PH: I’m working on getting MPX into the upstream X.org repository. When I can get it in (and there’s a lot of work left), this would affect pretty much any Linux distribution, BSDs etc. For me, that counts as “get them in a real product.” : )
The iPhone main accomplishment is to make users aware of multi-touch input. Gestures and multi-touch have been in the focus of research for quite some years now. From a research point of view, the iPhone isn’t very special.
But the fact that it made a lot of people aware of technological alternatives to the standard mouse/key interaction methods makes the iPhone very important.

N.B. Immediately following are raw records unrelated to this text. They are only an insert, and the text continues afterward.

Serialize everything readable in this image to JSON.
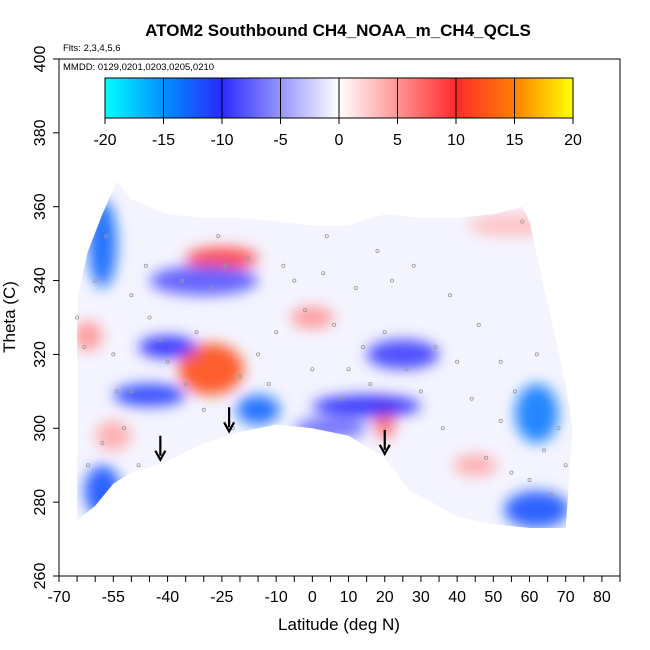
{
  "chart_data": {
    "type": "heatmap",
    "title": "ATOM2 Southbound CH4_NOAA_m_CH4_QCLS",
    "flights_label": "Flts: 2,3,4,5,6",
    "dates_label": "MMDD: 0129,0201,0203,0205,0210",
    "xlabel": "Latitude (deg N)",
    "ylabel": "Theta (C)",
    "xlim": [
      -70,
      85
    ],
    "ylim": [
      260,
      400
    ],
    "x_ticks": [
      -70,
      -55,
      -40,
      -25,
      -10,
      0,
      10,
      20,
      30,
      40,
      50,
      60,
      70,
      80
    ],
    "x_minor_ticks": [
      -65,
      -60,
      -50,
      -45,
      -35,
      -30,
      -20,
      -15,
      -5,
      5,
      15,
      25,
      35,
      45,
      55,
      65,
      75,
      85
    ],
    "y_ticks": [
      260,
      280,
      300,
      320,
      340,
      360,
      380,
      400
    ],
    "grid": false,
    "colorbar": {
      "ticks": [
        -20,
        -15,
        -10,
        -5,
        0,
        5,
        10,
        15,
        20
      ],
      "range": [
        -20,
        20
      ],
      "colors": [
        "#00ffff",
        "#0080ff",
        "#2020ff",
        "#ffffff",
        "#ff2020",
        "#ff8000",
        "#ffff00"
      ],
      "placement": "top"
    },
    "envelope": {
      "lower": [
        [
          -65,
          275
        ],
        [
          -60,
          279
        ],
        [
          -55,
          285
        ],
        [
          -50,
          288
        ],
        [
          -43,
          290
        ],
        [
          -38,
          292
        ],
        [
          -30,
          296
        ],
        [
          -20,
          299
        ],
        [
          -10,
          301
        ],
        [
          0,
          300
        ],
        [
          10,
          298
        ],
        [
          20,
          292
        ],
        [
          27,
          283
        ],
        [
          33,
          280
        ],
        [
          40,
          276
        ],
        [
          50,
          274
        ],
        [
          60,
          273
        ],
        [
          70,
          273
        ]
      ],
      "upper": [
        [
          -65,
          335
        ],
        [
          -62,
          348
        ],
        [
          -58,
          358
        ],
        [
          -54,
          367
        ],
        [
          -50,
          362
        ],
        [
          -40,
          358
        ],
        [
          -30,
          357
        ],
        [
          -20,
          357
        ],
        [
          -10,
          356
        ],
        [
          0,
          355
        ],
        [
          10,
          355
        ],
        [
          20,
          358
        ],
        [
          30,
          357
        ],
        [
          40,
          357
        ],
        [
          50,
          358
        ],
        [
          58,
          360
        ],
        [
          60,
          356
        ],
        [
          70,
          312
        ],
        [
          72,
          300
        ]
      ]
    },
    "anomalies": [
      {
        "x": -28,
        "y": 316,
        "value": 12,
        "rx": 9,
        "ry": 7
      },
      {
        "x": -25,
        "y": 346,
        "value": 9,
        "rx": 10,
        "ry": 3
      },
      {
        "x": 20,
        "y": 303,
        "value": 7,
        "rx": 3,
        "ry": 6
      },
      {
        "x": -55,
        "y": 298,
        "value": 4,
        "rx": 5,
        "ry": 4
      },
      {
        "x": -62,
        "y": 325,
        "value": 5,
        "rx": 4,
        "ry": 4
      },
      {
        "x": 0,
        "y": 330,
        "value": 5,
        "rx": 6,
        "ry": 3
      },
      {
        "x": 45,
        "y": 290,
        "value": 4,
        "rx": 6,
        "ry": 3
      },
      {
        "x": 55,
        "y": 355,
        "value": 3,
        "rx": 12,
        "ry": 3
      },
      {
        "x": -58,
        "y": 350,
        "value": -13,
        "rx": 4,
        "ry": 12
      },
      {
        "x": -58,
        "y": 283,
        "value": -12,
        "rx": 5,
        "ry": 7
      },
      {
        "x": -15,
        "y": 305,
        "value": -13,
        "rx": 6,
        "ry": 4
      },
      {
        "x": -45,
        "y": 309,
        "value": -11,
        "rx": 10,
        "ry": 3
      },
      {
        "x": -40,
        "y": 322,
        "value": -10,
        "rx": 8,
        "ry": 3
      },
      {
        "x": 62,
        "y": 304,
        "value": -14,
        "rx": 6,
        "ry": 8
      },
      {
        "x": 62,
        "y": 278,
        "value": -12,
        "rx": 9,
        "ry": 5
      },
      {
        "x": 15,
        "y": 306,
        "value": -10,
        "rx": 15,
        "ry": 3
      },
      {
        "x": -30,
        "y": 340,
        "value": -8,
        "rx": 15,
        "ry": 4
      },
      {
        "x": 25,
        "y": 320,
        "value": -9,
        "rx": 10,
        "ry": 4
      },
      {
        "x": 5,
        "y": 300,
        "value": -7,
        "rx": 10,
        "ry": 3
      }
    ],
    "arrows_x": [
      -42,
      -23,
      20
    ],
    "sample_points": [
      [
        -65,
        330
      ],
      [
        -63,
        322
      ],
      [
        -60,
        340
      ],
      [
        -57,
        352
      ],
      [
        -55,
        320
      ],
      [
        -52,
        300
      ],
      [
        -50,
        310
      ],
      [
        -48,
        290
      ],
      [
        -45,
        330
      ],
      [
        -40,
        318
      ],
      [
        -35,
        312
      ],
      [
        -30,
        305
      ],
      [
        -28,
        338
      ],
      [
        -24,
        344
      ],
      [
        -22,
        300
      ],
      [
        -18,
        346
      ],
      [
        -15,
        320
      ],
      [
        -12,
        312
      ],
      [
        -10,
        326
      ],
      [
        -5,
        340
      ],
      [
        -2,
        332
      ],
      [
        0,
        316
      ],
      [
        3,
        342
      ],
      [
        6,
        328
      ],
      [
        8,
        308
      ],
      [
        12,
        338
      ],
      [
        14,
        322
      ],
      [
        16,
        312
      ],
      [
        20,
        326
      ],
      [
        22,
        340
      ],
      [
        26,
        316
      ],
      [
        30,
        310
      ],
      [
        34,
        322
      ],
      [
        36,
        300
      ],
      [
        40,
        318
      ],
      [
        44,
        308
      ],
      [
        48,
        292
      ],
      [
        52,
        302
      ],
      [
        55,
        288
      ],
      [
        58,
        356
      ],
      [
        60,
        286
      ],
      [
        62,
        320
      ],
      [
        64,
        294
      ],
      [
        66,
        282
      ],
      [
        68,
        300
      ],
      [
        70,
        290
      ],
      [
        -62,
        290
      ],
      [
        -58,
        296
      ],
      [
        -54,
        310
      ],
      [
        -50,
        336
      ],
      [
        -46,
        344
      ],
      [
        -42,
        324
      ],
      [
        -36,
        340
      ],
      [
        -32,
        326
      ],
      [
        -26,
        352
      ],
      [
        -20,
        314
      ],
      [
        -8,
        344
      ],
      [
        4,
        352
      ],
      [
        10,
        316
      ],
      [
        18,
        348
      ],
      [
        28,
        344
      ],
      [
        38,
        336
      ],
      [
        46,
        328
      ],
      [
        52,
        318
      ],
      [
        56,
        310
      ]
    ]
  }
}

JD: Do you feel there’s now a race in the multi-touch, multi-user User Interface space? I mean, starting with Han’s efforts but now really booming with the iPhone and MS Surface…
PH: My page hits went up quite a bit after announcing touchscreen support, so I think there is quite some demand for touchscreens.
How much of a race is it? This is difficult to answer. Being the first one isn’t necessarily the most important thing.
Jeff Han’s input technology was impressing me because it was such a simple idea and it is really easy to build yourself. Multi-touch hardware was suddenly very affordable. He wasn’t the first, but he had a huge impact.
The iPhone is very similar. Not the first in what it’s doing, but definitely a huge impact.
And there’s also a difference between the latest craze people go for and what they actually would want to use. Maybe the “race for multi-touch” is over in a few months and the focus has switched to something else. At this point it will be good to review what technologies we have and why they succeeded or failed.